SemanTweet Search

SemanTweet Search allows you to search over all your tweets from the Twitter archive using semantic similarity. A demo is available here.

It preprocesses your tweets, generates embeddings using OpenAI's small/large embedding model, stores the data and embeddings in LanceDB vector db, and provides a web interface to search and view the results.

You can do semantic search post pre-filtering by time, likes, retweets, media only or link only tweets too.
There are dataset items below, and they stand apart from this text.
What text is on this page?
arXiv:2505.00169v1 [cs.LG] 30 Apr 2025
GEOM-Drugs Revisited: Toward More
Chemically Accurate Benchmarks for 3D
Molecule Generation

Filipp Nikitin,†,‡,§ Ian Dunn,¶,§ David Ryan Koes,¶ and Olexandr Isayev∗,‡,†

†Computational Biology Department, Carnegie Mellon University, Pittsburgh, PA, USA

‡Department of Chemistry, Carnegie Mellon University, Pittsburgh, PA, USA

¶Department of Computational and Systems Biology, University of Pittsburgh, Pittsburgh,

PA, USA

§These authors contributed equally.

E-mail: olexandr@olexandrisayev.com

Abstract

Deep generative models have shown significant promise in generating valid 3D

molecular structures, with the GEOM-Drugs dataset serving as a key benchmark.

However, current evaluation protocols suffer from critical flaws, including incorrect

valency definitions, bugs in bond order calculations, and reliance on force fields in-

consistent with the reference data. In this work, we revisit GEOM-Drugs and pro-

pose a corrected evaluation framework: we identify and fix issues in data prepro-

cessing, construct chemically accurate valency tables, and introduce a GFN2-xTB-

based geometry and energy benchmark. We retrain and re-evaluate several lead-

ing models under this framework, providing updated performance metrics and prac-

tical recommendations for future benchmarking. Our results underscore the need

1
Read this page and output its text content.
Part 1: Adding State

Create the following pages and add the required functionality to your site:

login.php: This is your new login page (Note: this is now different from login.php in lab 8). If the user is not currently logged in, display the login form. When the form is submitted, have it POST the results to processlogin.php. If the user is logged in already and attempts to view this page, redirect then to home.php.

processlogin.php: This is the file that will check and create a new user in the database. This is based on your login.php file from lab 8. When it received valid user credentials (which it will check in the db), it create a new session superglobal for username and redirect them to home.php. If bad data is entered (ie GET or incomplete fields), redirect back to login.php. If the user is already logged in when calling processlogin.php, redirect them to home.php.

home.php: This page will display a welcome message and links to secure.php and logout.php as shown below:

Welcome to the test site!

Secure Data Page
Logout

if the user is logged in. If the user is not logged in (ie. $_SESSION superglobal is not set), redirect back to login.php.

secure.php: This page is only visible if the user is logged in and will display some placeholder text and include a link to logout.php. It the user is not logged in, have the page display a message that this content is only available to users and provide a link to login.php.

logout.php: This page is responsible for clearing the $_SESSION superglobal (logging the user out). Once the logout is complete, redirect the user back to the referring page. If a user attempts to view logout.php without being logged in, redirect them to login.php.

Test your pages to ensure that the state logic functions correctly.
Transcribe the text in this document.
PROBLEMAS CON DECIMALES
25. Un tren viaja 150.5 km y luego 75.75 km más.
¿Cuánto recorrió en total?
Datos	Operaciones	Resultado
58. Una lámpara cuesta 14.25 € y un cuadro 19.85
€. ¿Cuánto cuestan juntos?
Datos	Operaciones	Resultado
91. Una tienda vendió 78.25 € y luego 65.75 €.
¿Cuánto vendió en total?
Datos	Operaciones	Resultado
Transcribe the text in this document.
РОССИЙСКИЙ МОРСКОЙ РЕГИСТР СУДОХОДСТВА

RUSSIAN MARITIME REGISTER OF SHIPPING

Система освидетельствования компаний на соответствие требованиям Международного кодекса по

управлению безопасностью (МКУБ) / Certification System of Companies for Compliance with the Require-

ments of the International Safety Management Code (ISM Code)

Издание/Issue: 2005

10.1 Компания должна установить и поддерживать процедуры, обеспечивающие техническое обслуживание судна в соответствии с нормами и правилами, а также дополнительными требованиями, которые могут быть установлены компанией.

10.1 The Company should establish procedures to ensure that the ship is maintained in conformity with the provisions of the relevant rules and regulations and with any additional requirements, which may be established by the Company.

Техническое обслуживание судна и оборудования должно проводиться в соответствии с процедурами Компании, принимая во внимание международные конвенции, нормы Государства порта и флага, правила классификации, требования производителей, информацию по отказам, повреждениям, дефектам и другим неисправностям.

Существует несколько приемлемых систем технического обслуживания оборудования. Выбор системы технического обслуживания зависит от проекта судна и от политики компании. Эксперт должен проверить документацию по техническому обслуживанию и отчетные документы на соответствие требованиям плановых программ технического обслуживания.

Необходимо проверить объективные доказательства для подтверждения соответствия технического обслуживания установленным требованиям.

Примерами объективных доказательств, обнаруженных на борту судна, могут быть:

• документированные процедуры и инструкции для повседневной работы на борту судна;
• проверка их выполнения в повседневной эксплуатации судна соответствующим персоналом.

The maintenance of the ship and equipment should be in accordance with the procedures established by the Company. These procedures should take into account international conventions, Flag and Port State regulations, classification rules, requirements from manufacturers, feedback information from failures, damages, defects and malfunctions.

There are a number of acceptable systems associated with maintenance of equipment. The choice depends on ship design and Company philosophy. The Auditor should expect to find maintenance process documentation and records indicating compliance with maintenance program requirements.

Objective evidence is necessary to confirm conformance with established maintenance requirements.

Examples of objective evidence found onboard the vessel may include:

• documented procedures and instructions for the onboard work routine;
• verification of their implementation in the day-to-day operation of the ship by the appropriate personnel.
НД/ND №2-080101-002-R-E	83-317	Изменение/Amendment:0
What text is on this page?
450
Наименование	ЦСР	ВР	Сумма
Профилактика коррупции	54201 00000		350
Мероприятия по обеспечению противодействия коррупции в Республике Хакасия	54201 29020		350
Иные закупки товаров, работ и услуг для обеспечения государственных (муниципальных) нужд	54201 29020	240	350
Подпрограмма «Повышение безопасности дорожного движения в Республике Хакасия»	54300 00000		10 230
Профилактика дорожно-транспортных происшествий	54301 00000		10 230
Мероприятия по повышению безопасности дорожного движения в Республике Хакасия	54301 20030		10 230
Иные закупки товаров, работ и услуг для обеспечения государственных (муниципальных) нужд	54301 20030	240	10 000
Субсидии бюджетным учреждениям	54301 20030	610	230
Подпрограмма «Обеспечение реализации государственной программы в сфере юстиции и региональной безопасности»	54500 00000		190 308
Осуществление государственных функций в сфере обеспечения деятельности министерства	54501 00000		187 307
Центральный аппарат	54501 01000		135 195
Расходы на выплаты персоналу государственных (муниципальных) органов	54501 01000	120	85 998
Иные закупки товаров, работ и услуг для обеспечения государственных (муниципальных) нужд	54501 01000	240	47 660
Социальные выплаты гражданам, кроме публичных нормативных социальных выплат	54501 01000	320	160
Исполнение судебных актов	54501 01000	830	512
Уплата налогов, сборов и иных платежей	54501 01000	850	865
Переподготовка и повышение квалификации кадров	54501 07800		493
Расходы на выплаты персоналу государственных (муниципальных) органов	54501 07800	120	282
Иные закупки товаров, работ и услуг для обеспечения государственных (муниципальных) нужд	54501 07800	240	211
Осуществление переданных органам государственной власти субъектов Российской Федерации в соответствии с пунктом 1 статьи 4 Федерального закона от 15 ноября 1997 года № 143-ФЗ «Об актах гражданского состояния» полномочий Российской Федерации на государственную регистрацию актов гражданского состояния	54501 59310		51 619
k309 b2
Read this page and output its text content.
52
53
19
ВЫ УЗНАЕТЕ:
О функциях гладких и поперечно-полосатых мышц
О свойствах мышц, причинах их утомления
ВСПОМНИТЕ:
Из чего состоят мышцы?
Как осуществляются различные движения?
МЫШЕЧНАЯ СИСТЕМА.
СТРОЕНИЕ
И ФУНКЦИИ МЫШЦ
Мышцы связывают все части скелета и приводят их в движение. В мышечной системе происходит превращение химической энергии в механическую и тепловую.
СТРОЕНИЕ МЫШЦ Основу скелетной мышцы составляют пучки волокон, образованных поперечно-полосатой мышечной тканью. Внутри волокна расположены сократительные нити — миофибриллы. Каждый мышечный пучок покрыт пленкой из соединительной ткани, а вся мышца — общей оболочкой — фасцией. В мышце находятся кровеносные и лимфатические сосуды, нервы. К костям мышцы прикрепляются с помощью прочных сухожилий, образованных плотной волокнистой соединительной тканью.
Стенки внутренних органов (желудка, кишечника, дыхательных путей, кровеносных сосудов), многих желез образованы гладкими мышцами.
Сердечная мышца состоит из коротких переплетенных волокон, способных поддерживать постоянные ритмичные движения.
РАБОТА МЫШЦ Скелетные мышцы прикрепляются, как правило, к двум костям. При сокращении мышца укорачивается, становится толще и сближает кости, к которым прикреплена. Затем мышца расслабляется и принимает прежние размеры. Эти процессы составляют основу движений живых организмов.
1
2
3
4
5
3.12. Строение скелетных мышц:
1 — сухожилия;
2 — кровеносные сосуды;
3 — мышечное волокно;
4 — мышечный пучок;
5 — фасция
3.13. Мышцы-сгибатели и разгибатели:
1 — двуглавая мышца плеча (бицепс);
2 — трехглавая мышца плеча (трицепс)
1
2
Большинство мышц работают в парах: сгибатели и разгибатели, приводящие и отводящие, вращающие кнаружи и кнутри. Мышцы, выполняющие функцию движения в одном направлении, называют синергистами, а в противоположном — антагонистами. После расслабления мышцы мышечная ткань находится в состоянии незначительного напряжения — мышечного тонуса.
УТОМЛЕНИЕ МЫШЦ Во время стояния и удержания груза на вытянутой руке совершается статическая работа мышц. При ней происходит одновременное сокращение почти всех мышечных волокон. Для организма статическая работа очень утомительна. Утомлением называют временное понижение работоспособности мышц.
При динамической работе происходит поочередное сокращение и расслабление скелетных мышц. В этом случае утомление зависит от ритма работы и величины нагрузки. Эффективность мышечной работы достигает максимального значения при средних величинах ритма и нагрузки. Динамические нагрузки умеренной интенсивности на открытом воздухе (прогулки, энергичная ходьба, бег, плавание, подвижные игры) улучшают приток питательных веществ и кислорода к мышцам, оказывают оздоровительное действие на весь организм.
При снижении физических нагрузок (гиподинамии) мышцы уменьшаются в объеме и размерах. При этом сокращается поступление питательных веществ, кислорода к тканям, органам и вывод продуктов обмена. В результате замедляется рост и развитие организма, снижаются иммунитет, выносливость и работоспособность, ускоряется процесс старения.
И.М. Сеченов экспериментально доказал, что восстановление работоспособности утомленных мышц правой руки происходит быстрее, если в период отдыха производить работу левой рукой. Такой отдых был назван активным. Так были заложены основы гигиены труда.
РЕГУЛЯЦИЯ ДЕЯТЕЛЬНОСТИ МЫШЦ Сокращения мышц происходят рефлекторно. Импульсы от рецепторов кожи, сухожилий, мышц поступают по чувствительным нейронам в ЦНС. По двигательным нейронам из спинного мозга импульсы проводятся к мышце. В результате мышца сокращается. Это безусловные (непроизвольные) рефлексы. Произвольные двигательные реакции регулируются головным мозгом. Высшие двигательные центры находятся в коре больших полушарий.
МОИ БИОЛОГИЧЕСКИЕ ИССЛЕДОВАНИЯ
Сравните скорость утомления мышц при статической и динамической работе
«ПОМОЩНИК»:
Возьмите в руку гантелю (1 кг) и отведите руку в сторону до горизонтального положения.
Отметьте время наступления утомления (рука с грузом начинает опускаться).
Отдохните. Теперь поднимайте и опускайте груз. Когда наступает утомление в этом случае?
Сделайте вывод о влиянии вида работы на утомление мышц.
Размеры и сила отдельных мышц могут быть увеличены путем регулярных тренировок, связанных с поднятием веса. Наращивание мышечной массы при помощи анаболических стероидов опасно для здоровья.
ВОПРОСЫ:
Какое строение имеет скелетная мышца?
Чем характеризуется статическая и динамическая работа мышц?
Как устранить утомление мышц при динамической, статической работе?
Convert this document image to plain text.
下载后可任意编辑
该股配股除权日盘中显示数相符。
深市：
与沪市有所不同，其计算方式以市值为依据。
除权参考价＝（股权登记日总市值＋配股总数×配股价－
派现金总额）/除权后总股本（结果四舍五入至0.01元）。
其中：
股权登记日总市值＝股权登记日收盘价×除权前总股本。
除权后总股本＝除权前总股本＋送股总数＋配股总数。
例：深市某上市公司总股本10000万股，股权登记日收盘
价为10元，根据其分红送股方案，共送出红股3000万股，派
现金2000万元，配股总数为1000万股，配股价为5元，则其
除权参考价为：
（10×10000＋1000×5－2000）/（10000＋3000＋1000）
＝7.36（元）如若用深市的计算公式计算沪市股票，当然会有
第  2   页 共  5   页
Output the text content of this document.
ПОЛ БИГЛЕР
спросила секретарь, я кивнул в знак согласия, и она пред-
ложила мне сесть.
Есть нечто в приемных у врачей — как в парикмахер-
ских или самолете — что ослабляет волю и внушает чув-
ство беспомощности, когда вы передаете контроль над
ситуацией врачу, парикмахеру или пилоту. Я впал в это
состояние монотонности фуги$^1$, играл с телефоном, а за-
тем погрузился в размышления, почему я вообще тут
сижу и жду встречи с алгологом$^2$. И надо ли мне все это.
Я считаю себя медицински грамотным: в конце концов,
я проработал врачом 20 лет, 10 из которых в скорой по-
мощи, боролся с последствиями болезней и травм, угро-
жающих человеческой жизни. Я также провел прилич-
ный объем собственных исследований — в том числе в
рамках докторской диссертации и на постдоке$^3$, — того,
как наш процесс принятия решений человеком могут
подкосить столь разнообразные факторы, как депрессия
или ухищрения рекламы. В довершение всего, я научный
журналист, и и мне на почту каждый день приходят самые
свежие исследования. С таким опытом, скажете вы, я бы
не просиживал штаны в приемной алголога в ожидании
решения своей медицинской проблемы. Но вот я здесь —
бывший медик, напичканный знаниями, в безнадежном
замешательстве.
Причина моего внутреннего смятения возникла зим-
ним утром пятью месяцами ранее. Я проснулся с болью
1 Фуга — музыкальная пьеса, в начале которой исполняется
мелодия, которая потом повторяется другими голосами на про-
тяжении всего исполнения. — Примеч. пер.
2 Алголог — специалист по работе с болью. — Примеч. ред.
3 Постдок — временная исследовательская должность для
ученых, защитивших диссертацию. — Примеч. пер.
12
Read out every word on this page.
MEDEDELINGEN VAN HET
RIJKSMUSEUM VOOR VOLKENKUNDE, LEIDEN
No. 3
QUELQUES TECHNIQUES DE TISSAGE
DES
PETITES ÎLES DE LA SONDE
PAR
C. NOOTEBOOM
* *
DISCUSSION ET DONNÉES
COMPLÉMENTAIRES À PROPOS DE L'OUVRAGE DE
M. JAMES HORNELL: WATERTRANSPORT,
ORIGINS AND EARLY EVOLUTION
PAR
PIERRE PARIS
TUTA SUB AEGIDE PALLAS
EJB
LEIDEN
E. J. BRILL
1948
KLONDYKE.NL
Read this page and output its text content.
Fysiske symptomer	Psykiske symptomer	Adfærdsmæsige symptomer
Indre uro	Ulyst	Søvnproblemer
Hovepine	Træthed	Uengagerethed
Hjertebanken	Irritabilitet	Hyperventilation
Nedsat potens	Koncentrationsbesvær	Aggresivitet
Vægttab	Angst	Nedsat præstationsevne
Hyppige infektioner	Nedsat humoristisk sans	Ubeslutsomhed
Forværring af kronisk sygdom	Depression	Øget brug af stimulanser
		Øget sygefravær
Pre-filtering by sql operations helps not only filter but also reduce the vector search space thus speeding up the search.

You can additionally use/edit projector.py and tensorflow projector to get a visualization of your tweets using t-sne algorithm as shown here

UPDATE

(25/3/2024) bge-small-en-v1.5 embedding support added. No API key required. It's 29th on MTEB leaderboard and 130 MB size, 384 dimension, sequence length 512. Note it's not multi-lingual.

Technically, a lot of embeddings from sentence-transformers are possible. You can refer LanceDB docs here
(24/3/2024) Added CLIP based image searching on tweets_media folder. Check code app_image_search.py after installing requirements i.e till step 5. Does not require to run the setup bash scripts for this, it's a standalone program. First run will take roughly 5-10 minutes as it creates the embeddings. Subsequent runs will be instant.

This is also available as a standalone light weight repository as Embeddit where you can use any images folder.

Technologies Used:

Twitter archive for data
OpenAI text-embedding-3-large embeddings by default for semantic search
Lancedb for vector search and sql operations
Hybrid search provided by Lancedb combining BM25 + embedding search
Flask for server

Prerequisites

Python 3.x
OpenAI API key
Twitter archive data

Installation

Clone the repository:

git clone https://github.com/sankalp1999/semantweet-search.git

cd semantweet-search/

Download your Twitter archive (takes 2 days to be available)

Go to: More (3 dot button) > Settings and Privacy > Your Account > Download an archive of your data.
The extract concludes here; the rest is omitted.